Sunday, February 26, 2017

Shared-tasks for multimedia research: Bans, benchmarks, and being effective in 2017

Last week, I officially resigned from contributing as an organizer to TRECVid Video Retrieval Evaluation, which is sponsored by NIST, a US government agency in Gaithersburg, Maryland. In 2016, I was part of the Video Hyperlinking task, and contributed by defining the year's relevance criteria, creating queries, and helping to design the crowdsourcing-based assessment. It has been a very difficult decision, so I would like to record here in this blogpost why I have made it. 

Ultimately, we make such decisions ourselves, and everyone navigates these difficult processes alone. However, it takes a lot of time and energy to search for the relevant information, and to weigh the considerations. For this reason, I think that for some it may be helpful to know more details about my own process.

Benchmarking Multimedia Technologies
Since 2008, I have been involved in benchmarking new multimedia technology. Benchmarking is the process of systematically comparing technologies by assessing their performance on standardized tasks. The process makes it possible to quantify the degree to which one algorithm outperforms another. Quantification is necessary in order to understand if a new algorithm has succeeded in improving over the state of the art, defined by the performance of existing algorithms.

The strength of benchmarking lies in the degree to which a benchmark succeeds in achieving open participation. If a new algorithm is compared to some, but not all, existing algorithms, the results of the benchmark reflect less clearly a true improvement over the state of the art.

My emphasis in benchmarking is on tasks that focus on the human and social aspects of multimedia access and retrieval. In other words, I am interested in people producing and consuming video, images, and audio content in their daily lives, and how technology can create algorithms to give them back usefulness and value from these activities. It is difficult to pack these aspects into quantitative metrics, so I am also committed to research that develops new evaluation methodologies and new metrics, as well.

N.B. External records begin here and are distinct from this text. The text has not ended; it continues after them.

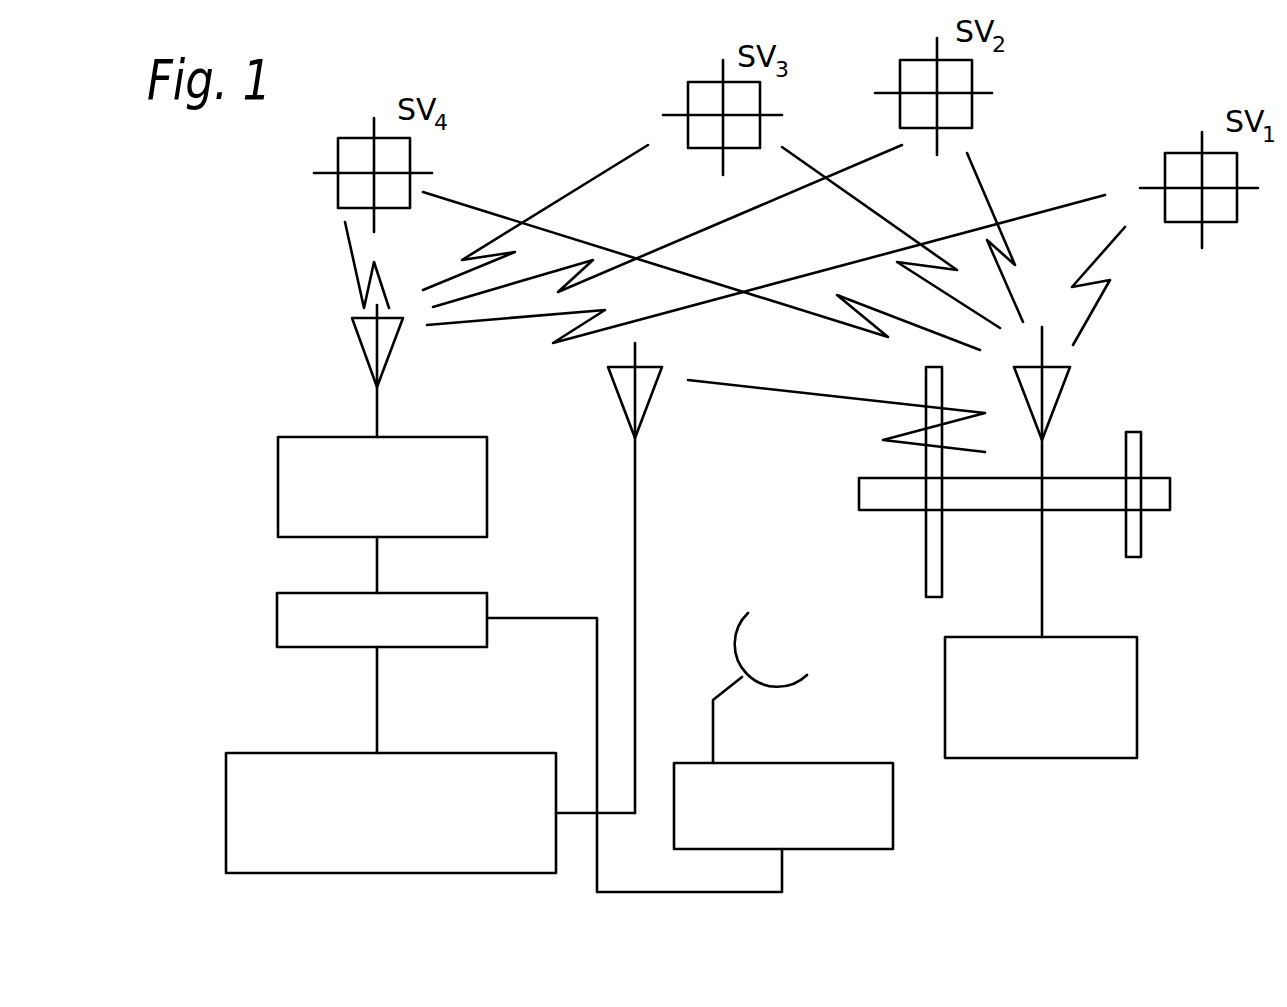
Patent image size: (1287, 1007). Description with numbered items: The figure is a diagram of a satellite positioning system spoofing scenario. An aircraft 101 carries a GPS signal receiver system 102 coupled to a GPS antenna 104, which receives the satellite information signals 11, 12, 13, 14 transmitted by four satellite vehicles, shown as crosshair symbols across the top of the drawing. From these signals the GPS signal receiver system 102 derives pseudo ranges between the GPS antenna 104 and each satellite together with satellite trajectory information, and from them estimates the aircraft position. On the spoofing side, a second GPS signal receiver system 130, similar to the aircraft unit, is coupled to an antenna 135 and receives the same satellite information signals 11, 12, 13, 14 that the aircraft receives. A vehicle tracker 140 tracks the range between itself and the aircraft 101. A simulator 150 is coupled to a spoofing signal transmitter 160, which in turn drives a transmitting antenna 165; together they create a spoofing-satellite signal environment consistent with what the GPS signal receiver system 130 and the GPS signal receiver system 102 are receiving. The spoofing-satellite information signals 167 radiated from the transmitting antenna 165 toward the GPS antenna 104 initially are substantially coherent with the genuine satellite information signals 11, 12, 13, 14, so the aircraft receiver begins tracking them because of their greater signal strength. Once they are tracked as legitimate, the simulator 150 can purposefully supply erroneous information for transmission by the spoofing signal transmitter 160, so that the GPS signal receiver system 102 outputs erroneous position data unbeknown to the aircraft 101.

The satellite information signal 11 is at (1122, 232).
The satellite information signal 12 is at (977, 183).
The satellite information signal 13 is at (727, 218).
The satellite information signal 14 is at (447, 197).
The aircraft 101 is at (1170, 493).
The GPS signal receiver system 102 is at (1137, 672).
The GPS antenna 104 is at (1059, 398).
The GPS signal receiver system 130 is at (278, 492).
The antenna 135 is at (353, 337).
The vehicle tracker 140 is at (808, 763).
The simulator 150 is at (278, 618).
The spoofing signal transmitter 160 is at (226, 807).
The transmitting antenna 165 is at (613, 386).
The spoofing-satellite information signals 167 is at (771, 392).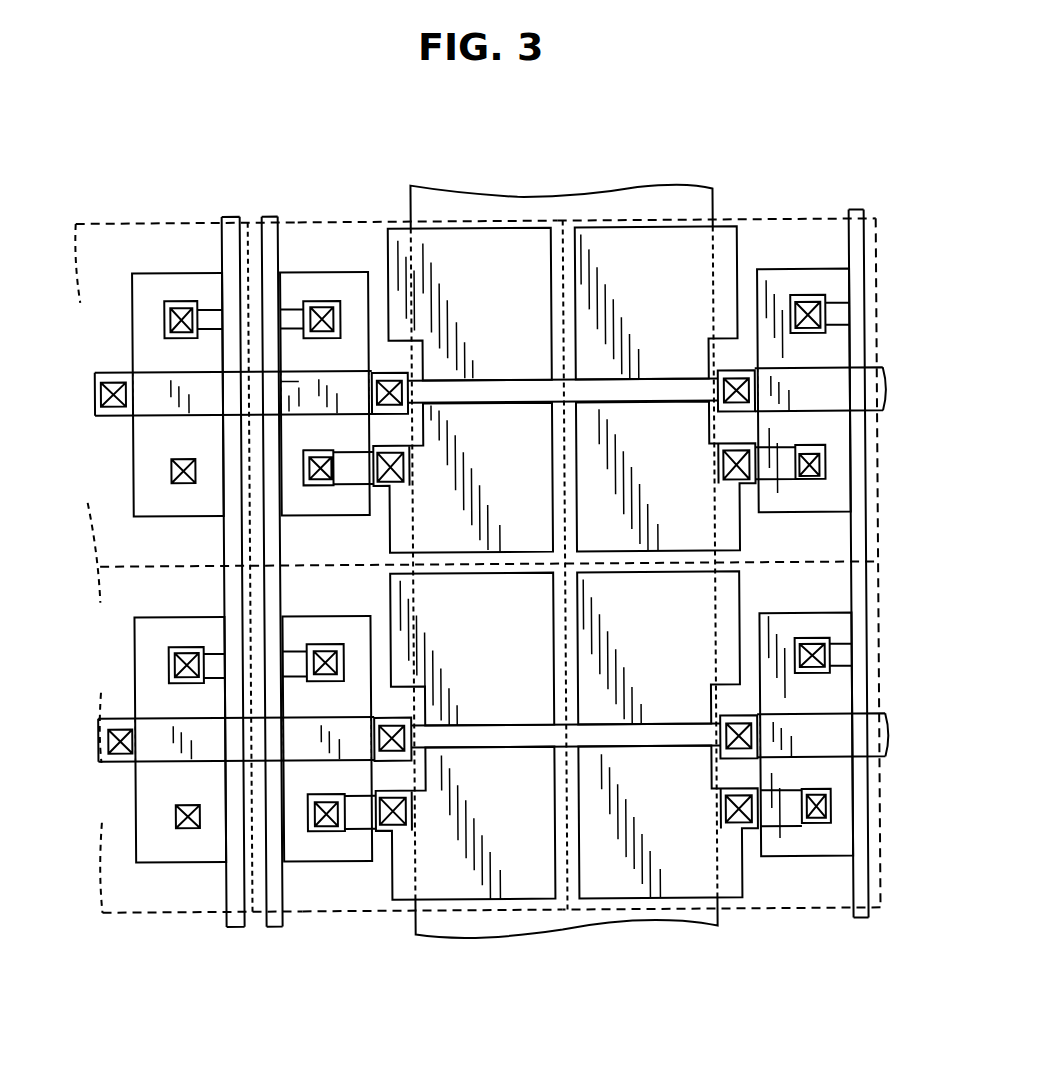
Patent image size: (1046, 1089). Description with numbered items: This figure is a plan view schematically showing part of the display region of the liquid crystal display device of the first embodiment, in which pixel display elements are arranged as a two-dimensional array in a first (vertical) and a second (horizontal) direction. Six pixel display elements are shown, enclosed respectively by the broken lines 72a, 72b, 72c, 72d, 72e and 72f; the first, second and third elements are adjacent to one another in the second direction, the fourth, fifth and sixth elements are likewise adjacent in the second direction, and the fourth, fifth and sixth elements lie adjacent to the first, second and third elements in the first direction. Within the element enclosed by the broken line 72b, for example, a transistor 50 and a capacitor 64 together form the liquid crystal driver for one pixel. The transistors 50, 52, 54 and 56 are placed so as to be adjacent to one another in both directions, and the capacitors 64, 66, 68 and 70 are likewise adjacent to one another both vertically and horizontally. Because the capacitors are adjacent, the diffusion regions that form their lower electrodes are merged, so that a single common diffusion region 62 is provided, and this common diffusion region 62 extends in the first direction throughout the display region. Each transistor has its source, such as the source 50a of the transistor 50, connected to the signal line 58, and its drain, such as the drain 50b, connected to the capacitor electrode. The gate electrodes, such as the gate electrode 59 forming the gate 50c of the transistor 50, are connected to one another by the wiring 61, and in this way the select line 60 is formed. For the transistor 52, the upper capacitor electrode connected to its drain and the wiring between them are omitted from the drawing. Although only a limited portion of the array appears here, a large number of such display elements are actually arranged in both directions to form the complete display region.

The transistor 50 is at (325, 360).
The source 50a is at (350, 305).
The drain 50b is at (293, 472).
The gate 50c is at (306, 388).
The transistor 52 is at (160, 270).
The transistor 54 is at (321, 862).
The transistor 56 is at (175, 614).
The signal line 58 is at (272, 927).
The gate electrode 59 is at (93, 398).
The select line 60 is at (108, 366).
The wiring 61 is at (531, 382).
The common diffusion region 62 is at (594, 206).
The capacitor 64 is at (483, 258).
The capacitor 66 is at (664, 258).
The capacitor 68 is at (488, 876).
The capacitor 70 is at (645, 876).
The broken line 72a is at (758, 221).
The broken line 72b is at (392, 221).
The broken line 72c is at (202, 221).
The broken line 72d is at (796, 910).
The broken line 72e is at (386, 910).
The broken line 72f is at (158, 910).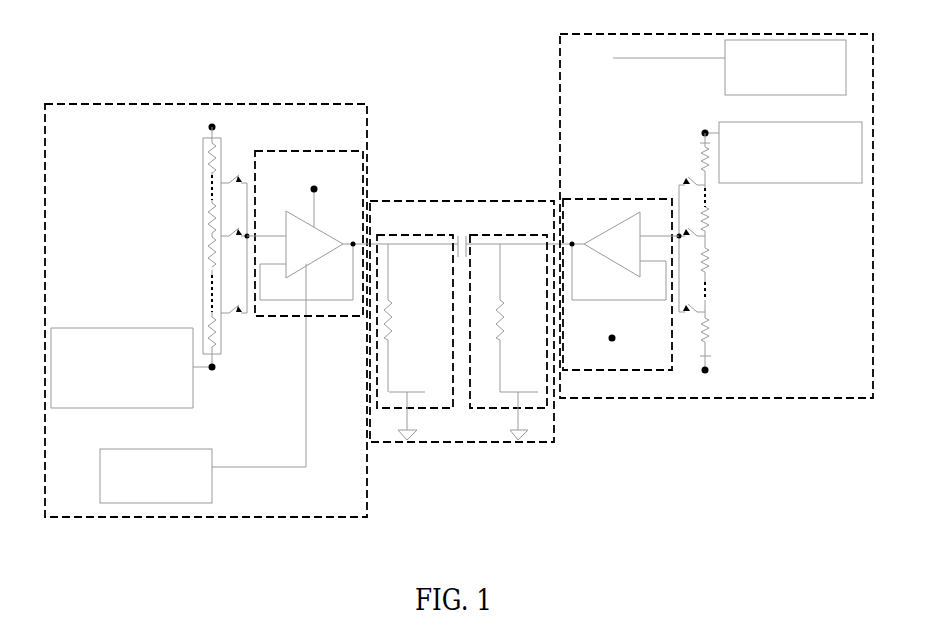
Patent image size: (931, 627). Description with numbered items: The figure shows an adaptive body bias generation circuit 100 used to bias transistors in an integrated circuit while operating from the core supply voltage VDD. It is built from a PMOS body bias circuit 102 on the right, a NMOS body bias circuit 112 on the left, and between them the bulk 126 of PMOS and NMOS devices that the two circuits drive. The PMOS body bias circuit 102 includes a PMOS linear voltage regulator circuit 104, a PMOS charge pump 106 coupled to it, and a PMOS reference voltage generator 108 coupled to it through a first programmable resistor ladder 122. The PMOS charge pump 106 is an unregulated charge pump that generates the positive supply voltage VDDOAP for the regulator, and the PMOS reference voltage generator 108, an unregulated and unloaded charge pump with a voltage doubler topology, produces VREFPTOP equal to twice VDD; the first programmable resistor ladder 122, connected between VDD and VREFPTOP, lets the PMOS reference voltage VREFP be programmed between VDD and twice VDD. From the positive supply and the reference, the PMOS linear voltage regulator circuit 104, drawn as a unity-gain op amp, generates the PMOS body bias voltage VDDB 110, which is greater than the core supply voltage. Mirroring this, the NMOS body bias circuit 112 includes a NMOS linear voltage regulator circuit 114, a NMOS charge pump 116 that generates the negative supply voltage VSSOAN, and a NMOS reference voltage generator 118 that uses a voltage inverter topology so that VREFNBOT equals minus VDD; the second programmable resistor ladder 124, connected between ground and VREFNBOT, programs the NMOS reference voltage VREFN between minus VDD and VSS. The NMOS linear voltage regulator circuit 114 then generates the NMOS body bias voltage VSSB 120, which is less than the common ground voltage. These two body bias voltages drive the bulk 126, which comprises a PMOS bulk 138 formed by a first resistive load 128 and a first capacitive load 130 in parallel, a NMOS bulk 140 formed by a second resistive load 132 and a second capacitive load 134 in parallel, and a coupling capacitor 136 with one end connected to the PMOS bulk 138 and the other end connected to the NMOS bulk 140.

The adaptive body bias generation circuit 100 is at (685, 504).
The PMOS body bias circuit 102 is at (560, 44).
The PMOS linear voltage regulator circuit 104 is at (637, 370).
The PMOS charge pump 106 is at (720, 111).
The PMOS reference voltage generator 108 is at (783, 152).
The VDDB 110 is at (622, 285).
The NMOS body bias circuit 112 is at (367, 515).
The NMOS linear voltage regulator circuit 114 is at (293, 151).
The NMOS charge pump 116 is at (203, 383).
The NMOS reference voltage generator 118 is at (133, 368).
The VSSB 120 is at (352, 233).
The first programmable resistor ladder 122 is at (712, 329).
The second programmable resistor ladder 124 is at (203, 164).
The bulk of PMOS and NMOS devices 126 is at (470, 199).
The first resistive load 128 is at (540, 308).
The first capacitive load 130 is at (519, 349).
The second resistive load 132 is at (438, 308).
The second capacitive load 134 is at (418, 349).
The coupling capacitor 136 is at (482, 236).
The PMOS bulk 138 is at (525, 408).
The NMOS bulk 140 is at (425, 408).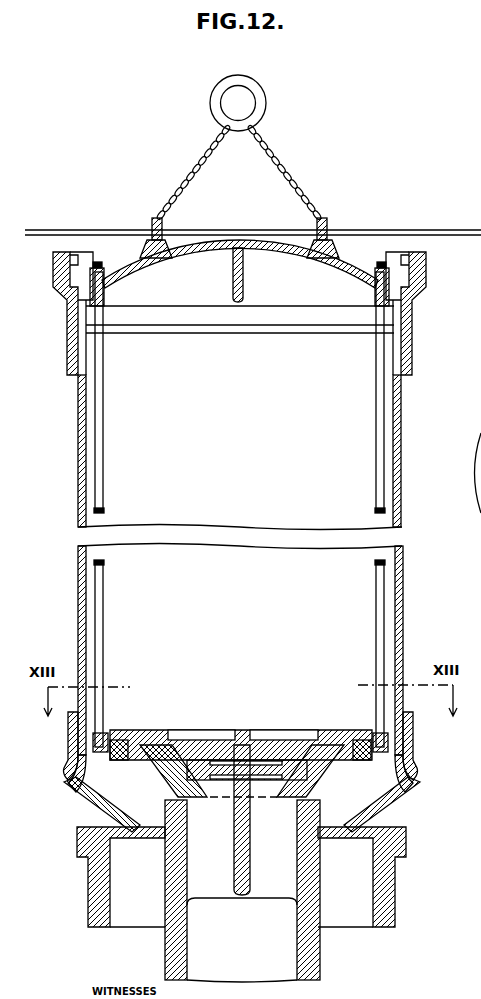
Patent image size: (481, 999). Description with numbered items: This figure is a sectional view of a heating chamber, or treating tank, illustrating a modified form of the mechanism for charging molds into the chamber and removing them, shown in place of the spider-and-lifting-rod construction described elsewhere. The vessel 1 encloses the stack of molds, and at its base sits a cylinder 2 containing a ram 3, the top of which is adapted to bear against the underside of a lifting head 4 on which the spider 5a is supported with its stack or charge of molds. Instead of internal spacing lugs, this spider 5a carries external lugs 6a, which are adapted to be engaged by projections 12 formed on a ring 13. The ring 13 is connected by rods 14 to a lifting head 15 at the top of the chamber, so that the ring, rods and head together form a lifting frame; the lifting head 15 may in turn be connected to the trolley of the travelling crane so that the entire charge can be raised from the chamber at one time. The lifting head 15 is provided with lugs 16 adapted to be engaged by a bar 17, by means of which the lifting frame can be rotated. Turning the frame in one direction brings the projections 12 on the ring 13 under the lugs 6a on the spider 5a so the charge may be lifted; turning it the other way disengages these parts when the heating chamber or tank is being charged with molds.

Due to this emphasis, it is not surprising that most of my contribution has been channeled through the MediaEval Benchmark for Multimedia Evaluation. (I coordinate the MediaEval "umbrella", which synchronizes the otherwise autonomous tasks.) However, the strength of the benchmarking paradigm is weakened if a single benchmark, with a limited spectrum of topics, becoming all-dominant. Instead, we need to act to prevent a single effort from "taking over the market". We need to work towards ensuring that a broad range of different types of problems are investigated by the research community. Fostering breadth means offering not only multiple tasks, but multiple benchmarks. This year, I am again involved in MediaEval, but also, as last year, in contributing to the organization of  the NewsREEL task at CLEF (where my role is to contribute to design, documentation, and reporting).

Open Participation in Benchmarks
Both MediaEval and CLEF are open participation benchmarks in three aspects:
  • First, anyone can propose a task (there is an open call for tasks). CLEF chooses its tasks by multi-institutional committee, cf. 2017 CLEF Call for Task Proposals. MediaEval also chooses its task by multi-institutional committee. However, the committee checks only for viability. The ultimate choice lies in the hands of all community members, including organizers and participants, cf. MediaEval 2017 Call for Task Proposals. The goal of an open call for tasks is to promote innovation---constantly evolving tasks prevent the community from "locking in" on certain topics, and becoming satisfied with incremental progress.
  • Second, anyone can sign up to participate. Participants submit working notes papers, which go through a review process (emphasizing completeness, clarity, and technical soundness). MediaEval and CLEF both publish open access working notes proceedings.
  • Third, for both MediaEval and CLEF, workshop registration is open to anyone, and requires only the payment of a fee to cover costs. For MediaEval, the fee covers the costs of the workshop, and also of hosting the website and organizer teleconferences. People/organizations contribute time to cover the rest of workshop organization.
Like MediaEval and CLEF,  TRECVid also pursues the mission of offering an open research venue. Historically, both TRECVid and CLEF grew from TREC (also, of course, organized by NIST) so the commitment to the common cause is unsurprising in this sense. However, TRECVid does not offer open participation in all three of the above aspects. Specifically, there is no publicly circulated call for task proposals, and the workshop is closed. (The stated policy is that the workshop is only open to task participants, and "to selected government personnel from sponsoring agencies and data donors", cf. TRECVid 2017 Call for Participation) Technically, TRECVid is not able to welcome all participants. The US does not maintain diplomatic relationships with Iran. US Government employees cannot answer email from Iran. It is important to understand that this is a historical challenge, and is not new with the current US Republican Administration.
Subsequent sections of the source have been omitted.